Scientists identify cancer kill ‘switch’ that destroys tumours from the inside out

  • American researchers discovered a ‘switch’ that causes cancer cells to destroy themselves
  • The team now hopes to develop a treatment that targets this part of the cell

A ‘kill switch’ that causes the death of cancer cells could pave the way for new treatments, scientists say.

American researchers have discovered a segment of a protein on the outside of tumor cells that causes them to self-destruct when activated.

Experts say the findings not only open the door to new drugs in the fight against cancer, but could also allow doctors to boost existing therapies.

For example, it could allow CAR T-cell therapy to eventually fight solid tumors such as those of the breast, lung and prostate.

The groundbreaking therapy involves giving cancer patients specially developed T cells to detect and destroy tumors.

American researchers, conducting laboratory tests, discovered a segment of a protein on the outside of cancer cells that causes the cells to self-destruct when activated.  Pictured: Image of white blood cells attacking cancer cells

American researchers, conducting laboratory tests, discovered a segment of a protein on the outside of cancer cells that causes the cells to self-destruct when activated. Pictured: Image of white blood cells attacking cancer cells

But it fights solid tumors because the immune cells – which are infused into patients – “simply cannot penetrate the microenvironment to produce a therapeutic effect,” says Dr Jogender Tushir-Singh of the University of California, Davis.

CD95 receptors, also known as Fas receptors, are located on the outside of the membranes of cancer cells.

When activated, they release a signal that causes the cell to self-destruct.

Although scientists have long known about the existence of these receptors, attempts to induce them have been unsuccessful.

Researchers at the UC Davis Comprehensive Cancer Center have identified a portion of the receptor that can trigger the destruction process when targeted.

What is CAR T cell therapy?

Currently, surgery, chemotherapy and radiotherapy are the standard care for cancer patients.

However, some children with leukemia and adults with lymphoma may receive chimeric antigen receptor (CAR) T-cell therapy – a very complex and specialist treatment.

It involves collecting and altering a cancer patient’s T cells, which are responsible for fighting infections and disease but have difficulty detecting cancer cells.

The pinched cells are returned to the bloodstream via an infusion.

The CAR T cells can then recognize and attack cancer cells.

Although this treatment is effective against blood cancer, a minority of patients will see the cancer return.

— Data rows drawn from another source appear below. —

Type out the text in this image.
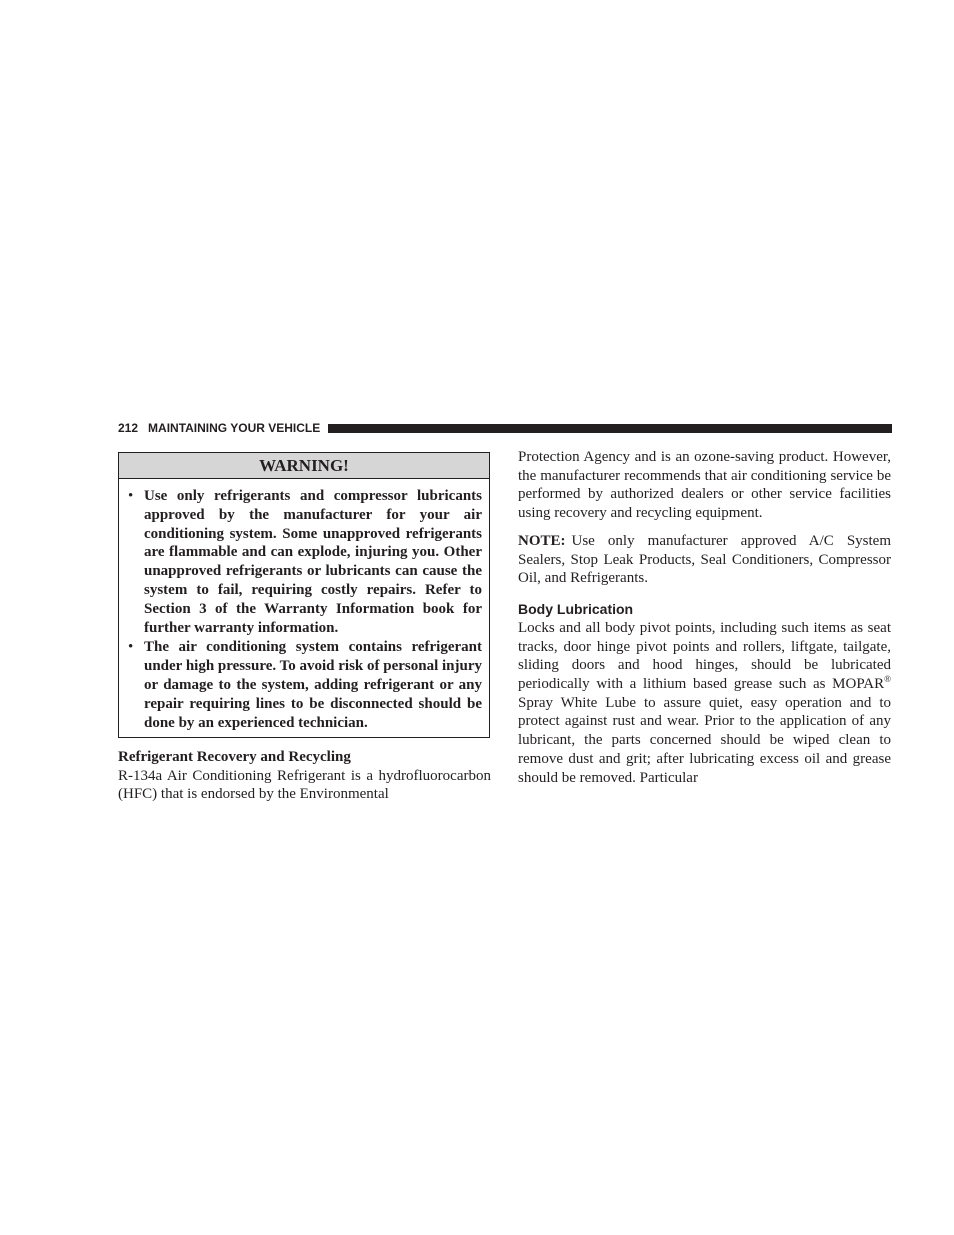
212 MAINTAINING YOUR VEHICLE
WARNING!
• Use only refrigerants and compressor lubricants approved by the manufacturer for your air conditioning system. Some unapproved refrigerants are flammable and can explode, injuring you. Other unapproved refrigerants or lubricants can cause the system to fail, requiring costly repairs. Refer to Section 3 of the Warranty Information book for further warranty information.
• The air conditioning system contains refrigerant under high pressure. To avoid risk of personal injury or damage to the system, adding refrigerant or any repair requiring lines to be disconnected should be done by an experienced technician.

Refrigerant Recovery and Recycling

R-134a Air Conditioning Refrigerant is a hydrofluorocarbon (HFC) that is endorsed by the Environmental

Protection Agency and is an ozone-saving product. However, the manufacturer recommends that air conditioning service be performed by authorized dealers or other service facilities using recovery and recycling equipment.

NOTE: Use only manufacturer approved A/C System Sealers, Stop Leak Products, Seal Conditioners, Compressor Oil, and Refrigerants.

Body Lubrication

Locks and all body pivot points, including such items as seat tracks, door hinge pivot points and rollers, liftgate, tailgate, sliding doors and hood hinges, should be lubricated periodically with a lithium based grease such as MOPAR® Spray White Lube to assure quiet, easy operation and to protect against rust and wear. Prior to the application of any lubricant, the parts concerned should be wiped clean to remove dust and grit; after lubricating excess oil and grease should be removed. Particular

And it is not yet available for patients with solid tumors, such as breast, lung and colon cancer.

The results of their laboratory experiments with cells and mice were published in the journal Cell death and differentiation.

Dr. Tushir-Singh, one of the researchers, said: ‘Now that we have identified this epitope, there could be a therapeutic pathway to target Fas in tumors.’

Currently, surgery, chemotherapy and radiotherapy are still the standard of care for cancer patients.

However, some children with leukemia and adults with lymphoma may receive chimeric antigen receptor (CAR) T-cell therapy.

It involves collecting and altering their own T cells, which are responsible for fighting infections and disease but struggle to detect cancer cells.

Tweaked cells are returned to the bloodstream via an infusion. The CAR T cells are then theoretically trained to recognize and attack cancer cells.

Although this treatment is effective against blood cancer, a minority of patients will see the cancer return. And it is not yet available for patients with solid tumors.

Dr. Tushir Singh says a treatment that targets the ‘switch’ to kill cancer could theoretically destroy any remaining cancer cells after CAR T-cell therapy.

This would “provide a potential one-two punch against tumors.”

He said it could also potentially support CAR T-cell therapy in solid tumors, but did not specify how this would work.

The study also suggests that cancer patients with a mutated epitope on their CD95 receptor may not respond to CAR-T therapy at all.

Dr. Tushir-Singh said mutations in this epitope could be used as a marker to determine who should receive CAR T-cell therapy.

The researchers now plan to design a new class of antibodies that can bind to and activate this kill switch.

However, it is unclear whether this treatment will work and, if so, which cancers it could eradicate.

And it takes years before new therapies are available to patients because they need to be thoroughly tested.